7, Get drunk enough that you cant feel your extremities, then if you do touch it wont matter because you wont be able to feel it (actually this one could be a double edged sword, you may loose control of your bodily functions and then number 5 will not be an attainable goal)

8. Pretend you have a nice bought of Amnesia or Alzheimers. "Kerry, who is Kerry? No I am sure I don't know you. Please leave my presence stranger. Constable Care warned me about talking to strangers". This should work a treat, everyone will be left confused and you can use escape plan 4, 6 or 7.



9. Turn into a blubbering mess, cry all over him until he feels so awkward that he leaves.

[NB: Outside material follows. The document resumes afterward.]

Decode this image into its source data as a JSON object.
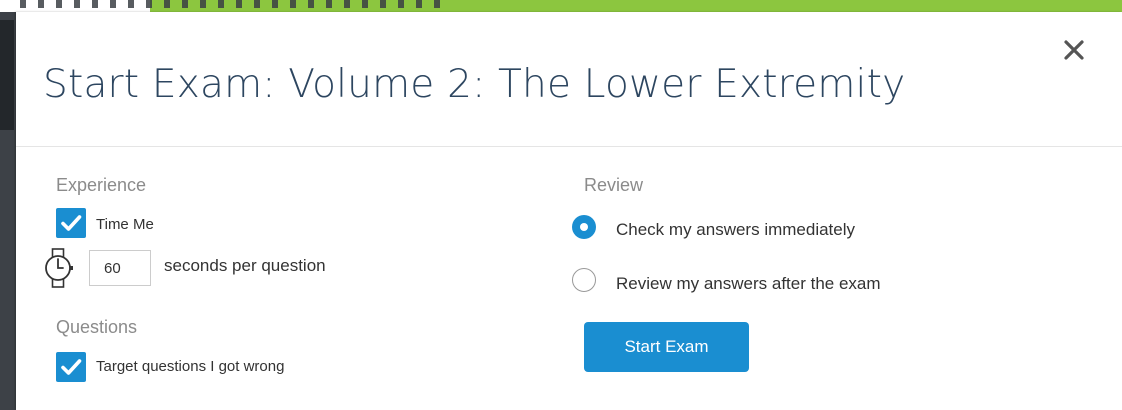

Reset your tears, fix your make up and get back to enjoying your night 

10. Wear a disguise, if he doesn't recognise you, you really don't exist and you don't have to live in fear of him spotting you and things getting awkward. 



Or maybe you could just be an adult about it, say hello, make polite conversation covering safe topics (ie/ the weather or the local sporting club) and then say your goodbyes and move off in your respective directions. And if all else fails and you are thrown back into the throngs of passion (as sometimes happens) remember if its not on, its not on, swapping bodily fluid makes things just that little bit more personal. 

Love and Escape Plans 

Miss K

* The guy above is incredibly special to me so it made me sad that I had to think of these escape plans. Earlier this year I got upset, had a tantrum and ended up having to put my tail between my legs and apologise. I am not proud of what I did but I also know that I am only human. The heart is a pretty stupid thing and it turns even the most composed women into a raving looney. Sadly for me what the mind tries to forget the body remembers.